Quarta-feira, 11 de Abril de 2007, 21:28 | Online

Motos ganham tecnologia flex

Mas só devem chegar ao mercado em 2009

A Delphi mostra na Automec - feira de componentes e serviços automotivos voltada para profissionais do setor -, que vai até sábado, no Anhembi, a tecnologia bicombustível para motos com injeção eletrônica. Batizada de Multifuel, deve chegar ao mercado em cerca de dois anos e permitirá a utilização de álcool e/ou gasolina em qualquer proporção no tanque, assim como já ocorre nos carros nacionais.


O lançamento está vinculado à legislação que determina a redução da emissão de poluentes por motos que entra em vigor no País no início de 2009. “O sistema já está pronto e testado. Só falta a aprovação das montadoras”, diz Gábor Deák, presidente da empresa na América do Sul.

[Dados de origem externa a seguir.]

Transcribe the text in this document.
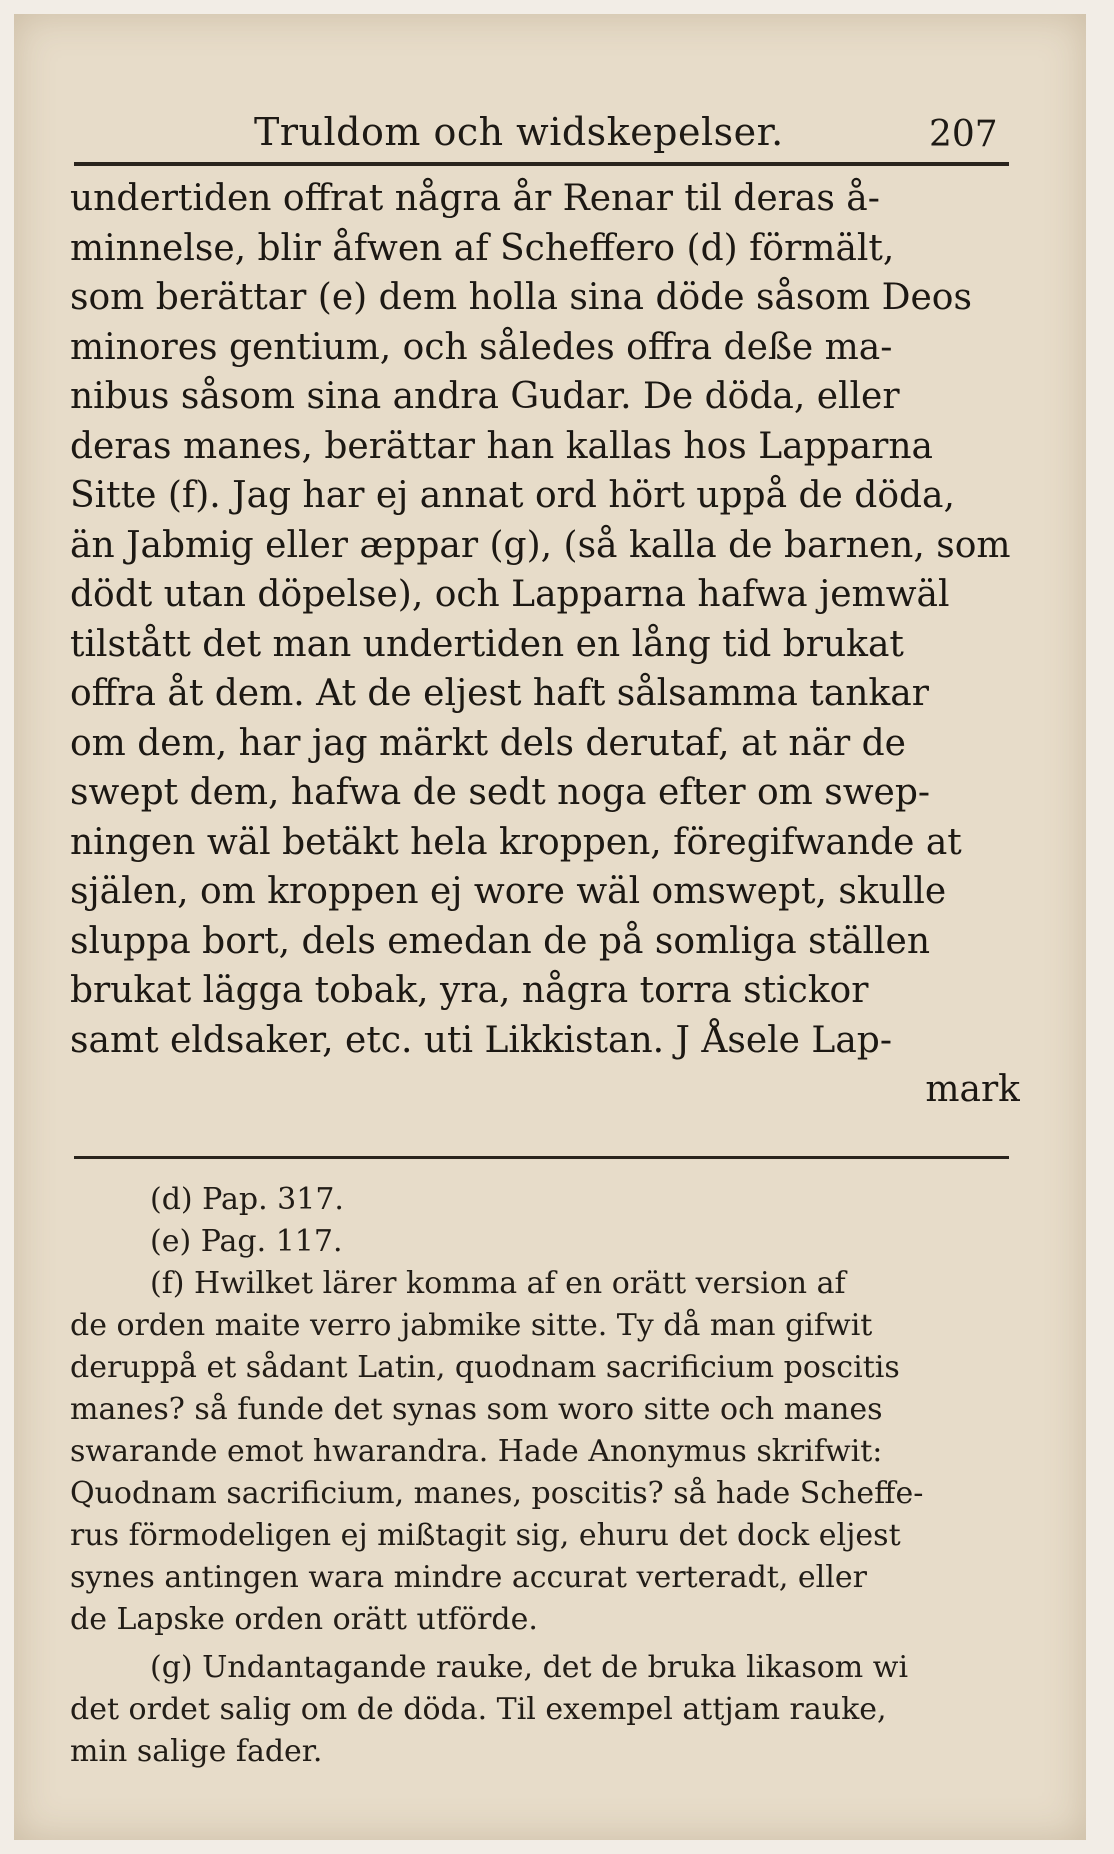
Truldom och widskepelser.	207
undertiden offrat några år Renar til deras å-
minnelse, blir åfwen af Scheffero (d) förmält,
som berättar (e) dem holla sina döde såsom Deos
minores gentium, och således offra deße ma-
nibus såsom sina andra Gudar. De döda, eller
deras manes, berättar han kallas hos Lapparna
Sitte (f). Jag har ej annat ord hört uppå de döda,
än Jabmig eller æppar (g), (så kalla de barnen, som
dödt utan döpelse), och Lapparna hafwa jemwäl
tilstått det man undertiden en lång tid brukat
offra åt dem. At de eljest haft sålsamma tankar
om dem, har jag märkt dels derutaf, at när de
swept dem, hafwa de sedt noga efter om swep-
ningen wäl betäkt hela kroppen, föregifwande at
själen, om kroppen ej wore wäl omswept, skulle
sluppa bort, dels emedan de på somliga ställen
brukat lägga tobak, yra, några torra stickor
samt eldsaker, etc. uti Likkistan. J Åsele Lap-
mark
(d) Pap. 317.
(e) Pag. 117.
(f) Hwilket lärer komma af en orätt version af
de orden maite verro jabmike sitte. Ty då man gifwit
deruppå et sådant Latin, quodnam sacrificium poscitis
manes? så funde det synas som woro sitte och manes
swarande emot hwarandra. Hade Anonymus skrifwit:
Quodnam sacrificium, manes, poscitis? så hade Scheffe-
rus förmodeligen ej mißtagit sig, ehuru det dock eljest
synes antingen wara mindre accurat verteradt, eller
de Lapske orden orätt utförde.
(g) Undantagande rauke, det de bruka likasom wi
det ordet salig om de döda. Til exempel attjam rauke,
min salige fader.
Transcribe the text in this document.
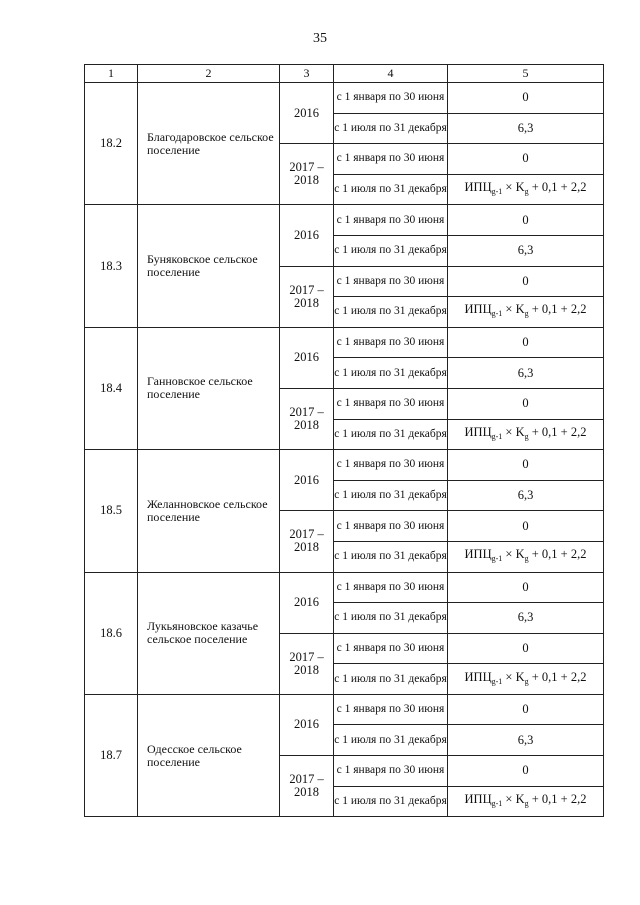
35
1	2	3	4	5
18.2	Благодаровское сельское поселение	2016	с 1 января по 30 июня	0
			с 1 июля по 31 декабря	6,3
		2017 – 2018	с 1 января по 30 июня	0
			с 1 июля по 31 декабря	$ИПЦ_{g-1} \times K_g + 0,1 + 2,2$
18.3	Буняковское сельское поселение	2016	с 1 января по 30 июня	0
			с 1 июля по 31 декабря	6,3
		2017 – 2018	с 1 января по 30 июня	0
			с 1 июля по 31 декабря	$ИПЦ_{g-1} \times K_g + 0,1 + 2,2$
18.4	Ганновское сельское поселение	2016	с 1 января по 30 июня	0
			с 1 июля по 31 декабря	6,3
		2017 – 2018	с 1 января по 30 июня	0
			с 1 июля по 31 декабря	$ИПЦ_{g-1} \times K_g + 0,1 + 2,2$
18.5	Желанновское сельское поселение	2016	с 1 января по 30 июня	0
			с 1 июля по 31 декабря	6,3
		2017 – 2018	с 1 января по 30 июня	0
			с 1 июля по 31 декабря	$ИПЦ_{g-1} \times K_g + 0,1 + 2,2$
18.6	Лукьяновское казачье сельское поселение	2016	с 1 января по 30 июня	0
			с 1 июля по 31 декабря	6,3
		2017 – 2018	с 1 января по 30 июня	0
			с 1 июля по 31 декабря	$ИПЦ_{g-1} \times K_g + 0,1 + 2,2$
18.7	Одесское сельское поселение	2016	с 1 января по 30 июня	0
			с 1 июля по 31 декабря	6,3
		2017 – 2018	с 1 января по 30 июня	0
			с 1 июля по 31 декабря	$ИПЦ_{g-1} \times K_g + 0,1 + 2,2$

Segundo a Delphi, foram feitas algumas alterações para as motos rodarem com álcool. Entre eles houve adequação da taxa de compressão, desenvolvimento de bombas de combustível e atualização do software de calibração do sistema de injeção eletrônica. Os componentes que entram em contato com o combustível também foram protegidos para poder funcionar com álcool.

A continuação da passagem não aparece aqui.